Globalisasi sering diterjemahkan “mendunia”
atau “mensejagat”,
yaitu dengan cepat menyebar keseluruh plosok dunia, baik berupa ide, gagasan,
data, informasi, dan sebagainya begitu disampaikan saat itu pula diketahui oleh
semua orang diseluruh dunia. Globalisasi selain menghadirkan ruang positif
namun juga terdapat sisi negativenya. Globalisasi adalah merupakan sebuah
tantangan yang harus dihadapi dan dikontekskan pada keadaan yang ada pada masa
kini. Bila dikaitkan dalam bidang pendidikan, globalisasi pendidikan berarti
terintegrasinya pendidikan nasional ke dalam pendidikan dunia.
Hal itu
juga berimbas pada perkembangan dunia pendidikan di Indonesia yang tidak dapat
dilepaskan dari pengaruh perkembangan arus globalisasi, dimana ilmu pengetahuan
dan teknologi berkembang pesat. Era pasar bebas juga merupakan tantangan bagi
dunia pendidikan Indonesia, karena terbuka peluang lembaga pendidikan dan
tenaga pendidik dari mancanegara masuk ke Indonesia.
Sehingga
bermunculan model-model pendidikan yang dikenal dan terintegrasi pada system
pendidikan Indonesia (Melalui Peraturan Presiden No 77 Tahun 2007, pemerintah
Indonesia memasukkan pendidikan sebagai komoditas yang dapat diperdagangkan
secara bebas), yaitu :
1.
Home schooling,
sekolah yang melayani siswa memenuhi harapan siswa dan orang tua karena
tuntutan global;
Homeschooling merupakan program pengajaran anak yang diberikan tidak di sekolah
tradisional. Kegiatan mengajar dapat dilakukan di rumah atau di suatu tempat
pada komunitas tertentu. Siswa homeschooling bisa terdiri dari 1 anak, beberapa
saudara bahkan beberapa anak dimana orang tua mereka setuju untuk memberikan
program homeschooling ini kepada anaknya. Pengajar atau guru dari program
homeschooling ini biasanya dilakukan oleh orang tua atau orang lain yang
ditunjuk sebagai gurunya.
Faktor-Faktor
Pemicu dan Pendukung Homechooling
a. Kegagalan
sekolah formal
b. Teori
Inteligensi ganda )Salah
satu teori pendidikan yang berpengaruh dalam perkembangan homeschooling adalah
Teori Inteligensi Ganda (Multiple
Intelligences) dalam buku Frames
of Minds: The Theory of Multiple Intelligences (1983) yang digagas
oleh Howard Gardner).
c. Sosok
homeschooling terkenal (Banyaknya
tokoh-tokoh penting dunia yang bisa berhasil dalam hidupnya tanpa menjalani
sekolah formal juga memicu munculnya homeschooling. Sebut saja, Benyamin
Franklin, Thomas Alfa Edison, KH. Agus Salim, Ki Hajar Dewantara dan
tokoh-tokoh lainnya.)
d. Tersedianya
aneka sarana
2.
Virtual School dan
Virtual University, munculnya
alternatif lain dalam memilih pendidikan; Virtual university merupakan sebuah aplikasi baru bagi
Internet. Virtual university memiliki karakteristik yang scalable, yaitu dapat
menyediakan pendidikan yang diakses oleh orang banyak. Jika pendidikan hanya
dilakukan dalam kelas biasa, berapa jumlah orang yang dapat ikut serta dalam
satu kelas? Jumlah peserta mungkin hanya dapat diisi 40 50 orang. Virtual
university dapat diakses oleh siapa saja, darimana saja. Penyedia layanan
virtual university ini adalah www.ibuteledukasi.com . Mungkin sekarang ini
virtual university layanannya belum efektif karena teknologi yang masih minim.

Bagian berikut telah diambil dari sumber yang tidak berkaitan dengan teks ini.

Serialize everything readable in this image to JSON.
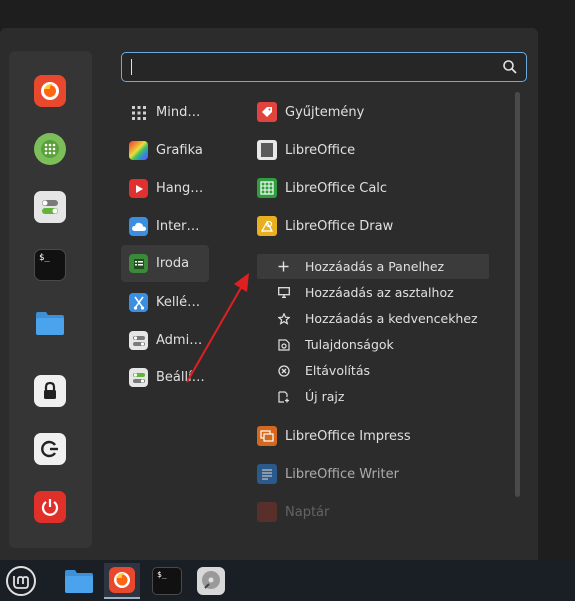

Namun diharapkan di masa depan virtual university ini dapat menggunakan
teknologi yang lebih handal semisal video streaming yang dimasa mendatang akan
dihadirkan oleh ISP lokal, sehingga tercipta suatu sistem belajar mengajar yang
efektif yang diimpiimpikan oleh setiap ahli IT di dunia pendidikan.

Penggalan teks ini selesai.